Mechanism of surface charging during CO2 jet spray cleaning

Abstract

The mechanism by which surfaces are electrostatically charged during CO2 gas/solid jet spray cleaning has been investigated. The dominant mechanism of surface charging is the transfer of electrons between solid CO2 particles and the surface being cleaned. This transfer is driven by the mismatch in the Fermi levels of the CO2 particles and the substrate; hence, the direction of transfer (sign of the charge on the substrate) is determined by the work function of the material being cleaned. Materials with high work functions charge negatively, with the exception of ferromagnetic materials such as nickel and cobalt. Materials with low work functions initially charge positively, but some of these were observed to then charge negatively after several seconds of exposure to the spray. The magnitude of the steady-state charge (typically 0.1 to several kV) depended upon parameters other than the Fermi level, including substrate thickness, conductivity, and dielectric constant, and jet spray design. When the jet spray is operated in air, the charge is strongly affected by the relative humidity. Under these conditions, transients in the charge may occur; the magnitude of these transients will depend on nozzle design as well as the environment. The ramifications of these observations are several. The extent of charging will depend upon the nozzle design, which controls the CO2 particle velocity among other parameters.
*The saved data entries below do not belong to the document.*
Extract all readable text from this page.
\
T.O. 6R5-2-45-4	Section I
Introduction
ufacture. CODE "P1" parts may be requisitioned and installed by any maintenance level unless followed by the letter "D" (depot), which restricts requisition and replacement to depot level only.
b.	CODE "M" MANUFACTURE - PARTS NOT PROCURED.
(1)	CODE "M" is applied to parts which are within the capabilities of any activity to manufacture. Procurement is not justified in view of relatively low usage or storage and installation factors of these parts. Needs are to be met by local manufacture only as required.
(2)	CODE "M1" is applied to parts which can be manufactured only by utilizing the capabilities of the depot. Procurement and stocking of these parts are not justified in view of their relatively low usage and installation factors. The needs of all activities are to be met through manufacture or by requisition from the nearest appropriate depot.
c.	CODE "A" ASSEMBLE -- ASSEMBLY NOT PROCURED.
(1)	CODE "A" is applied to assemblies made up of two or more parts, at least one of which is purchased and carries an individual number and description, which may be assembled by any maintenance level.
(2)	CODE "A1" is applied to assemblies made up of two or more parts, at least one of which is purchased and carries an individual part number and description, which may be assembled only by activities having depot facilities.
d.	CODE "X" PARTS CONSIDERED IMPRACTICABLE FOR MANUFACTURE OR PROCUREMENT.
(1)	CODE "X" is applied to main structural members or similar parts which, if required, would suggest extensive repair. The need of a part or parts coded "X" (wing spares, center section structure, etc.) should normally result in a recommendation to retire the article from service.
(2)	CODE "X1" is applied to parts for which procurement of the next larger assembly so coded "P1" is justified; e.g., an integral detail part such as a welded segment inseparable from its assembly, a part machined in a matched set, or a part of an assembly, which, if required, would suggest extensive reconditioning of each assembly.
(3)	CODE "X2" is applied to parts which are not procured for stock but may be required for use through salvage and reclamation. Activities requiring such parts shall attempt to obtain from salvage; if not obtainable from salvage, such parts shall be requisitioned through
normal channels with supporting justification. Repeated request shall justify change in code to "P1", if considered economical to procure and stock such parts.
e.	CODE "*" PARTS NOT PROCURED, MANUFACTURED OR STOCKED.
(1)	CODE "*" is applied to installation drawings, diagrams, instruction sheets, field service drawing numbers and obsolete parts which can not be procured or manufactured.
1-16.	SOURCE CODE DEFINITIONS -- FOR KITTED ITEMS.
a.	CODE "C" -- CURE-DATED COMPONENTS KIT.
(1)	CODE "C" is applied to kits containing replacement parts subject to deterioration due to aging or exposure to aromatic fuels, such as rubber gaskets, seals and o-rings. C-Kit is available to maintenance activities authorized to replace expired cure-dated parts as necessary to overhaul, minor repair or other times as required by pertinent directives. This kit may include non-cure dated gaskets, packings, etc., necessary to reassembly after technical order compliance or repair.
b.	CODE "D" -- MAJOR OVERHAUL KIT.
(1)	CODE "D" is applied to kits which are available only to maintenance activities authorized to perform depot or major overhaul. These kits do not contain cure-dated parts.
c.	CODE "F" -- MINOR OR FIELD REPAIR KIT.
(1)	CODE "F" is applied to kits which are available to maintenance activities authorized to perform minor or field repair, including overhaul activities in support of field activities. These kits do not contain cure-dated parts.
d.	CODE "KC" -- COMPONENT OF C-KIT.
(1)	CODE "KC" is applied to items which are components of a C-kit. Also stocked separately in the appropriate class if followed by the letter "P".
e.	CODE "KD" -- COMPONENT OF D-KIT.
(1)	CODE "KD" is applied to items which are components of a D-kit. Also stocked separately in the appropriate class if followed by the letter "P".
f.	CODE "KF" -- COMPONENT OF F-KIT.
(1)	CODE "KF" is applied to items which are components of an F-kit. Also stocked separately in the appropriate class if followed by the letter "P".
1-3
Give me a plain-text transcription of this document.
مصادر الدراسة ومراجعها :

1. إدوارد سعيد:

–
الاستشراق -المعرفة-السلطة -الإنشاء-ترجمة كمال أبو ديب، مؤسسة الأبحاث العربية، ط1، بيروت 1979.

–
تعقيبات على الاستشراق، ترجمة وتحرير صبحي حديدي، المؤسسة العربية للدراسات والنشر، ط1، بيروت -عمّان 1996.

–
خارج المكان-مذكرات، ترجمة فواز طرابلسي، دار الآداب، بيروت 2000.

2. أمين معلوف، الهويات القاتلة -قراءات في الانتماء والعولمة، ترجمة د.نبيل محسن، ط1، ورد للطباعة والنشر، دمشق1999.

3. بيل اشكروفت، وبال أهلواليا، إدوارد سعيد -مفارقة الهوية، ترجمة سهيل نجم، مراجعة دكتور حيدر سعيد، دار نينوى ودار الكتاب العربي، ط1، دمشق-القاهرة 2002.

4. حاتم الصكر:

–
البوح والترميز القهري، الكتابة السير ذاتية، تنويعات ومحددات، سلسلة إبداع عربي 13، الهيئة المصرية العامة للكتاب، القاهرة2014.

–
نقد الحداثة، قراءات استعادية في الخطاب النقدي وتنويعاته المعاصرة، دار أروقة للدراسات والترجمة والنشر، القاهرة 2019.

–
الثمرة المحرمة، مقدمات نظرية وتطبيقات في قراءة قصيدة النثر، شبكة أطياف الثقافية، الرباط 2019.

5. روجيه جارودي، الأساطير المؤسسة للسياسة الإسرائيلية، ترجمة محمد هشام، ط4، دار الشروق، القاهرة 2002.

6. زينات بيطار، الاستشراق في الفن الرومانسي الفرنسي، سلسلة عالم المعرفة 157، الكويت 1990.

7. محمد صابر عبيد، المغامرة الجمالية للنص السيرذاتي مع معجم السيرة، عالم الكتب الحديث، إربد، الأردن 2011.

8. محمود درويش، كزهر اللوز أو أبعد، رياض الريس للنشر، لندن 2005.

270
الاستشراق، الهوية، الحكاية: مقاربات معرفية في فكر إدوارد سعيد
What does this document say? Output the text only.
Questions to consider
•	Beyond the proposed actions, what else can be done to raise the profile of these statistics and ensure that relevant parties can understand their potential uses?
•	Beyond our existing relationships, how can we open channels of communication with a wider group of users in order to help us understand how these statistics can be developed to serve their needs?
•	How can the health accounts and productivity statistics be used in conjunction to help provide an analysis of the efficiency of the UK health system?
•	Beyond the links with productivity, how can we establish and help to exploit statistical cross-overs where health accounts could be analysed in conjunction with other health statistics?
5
The effect of contaminant films on the work function of materials effectively prohibits tuning the charge on the CO2 particles to match the CO2 Fermi level with that of a substrate to eliminate charging. When cleaning under conditions of moderate to high relative humidity, one should expect transients in the charge to occur. These results indicate that, for at least some high-velocity CO2 jet spray gun designs, it would be prudent to avoid cleaning charge-sensitive materials or systems with the jet spray.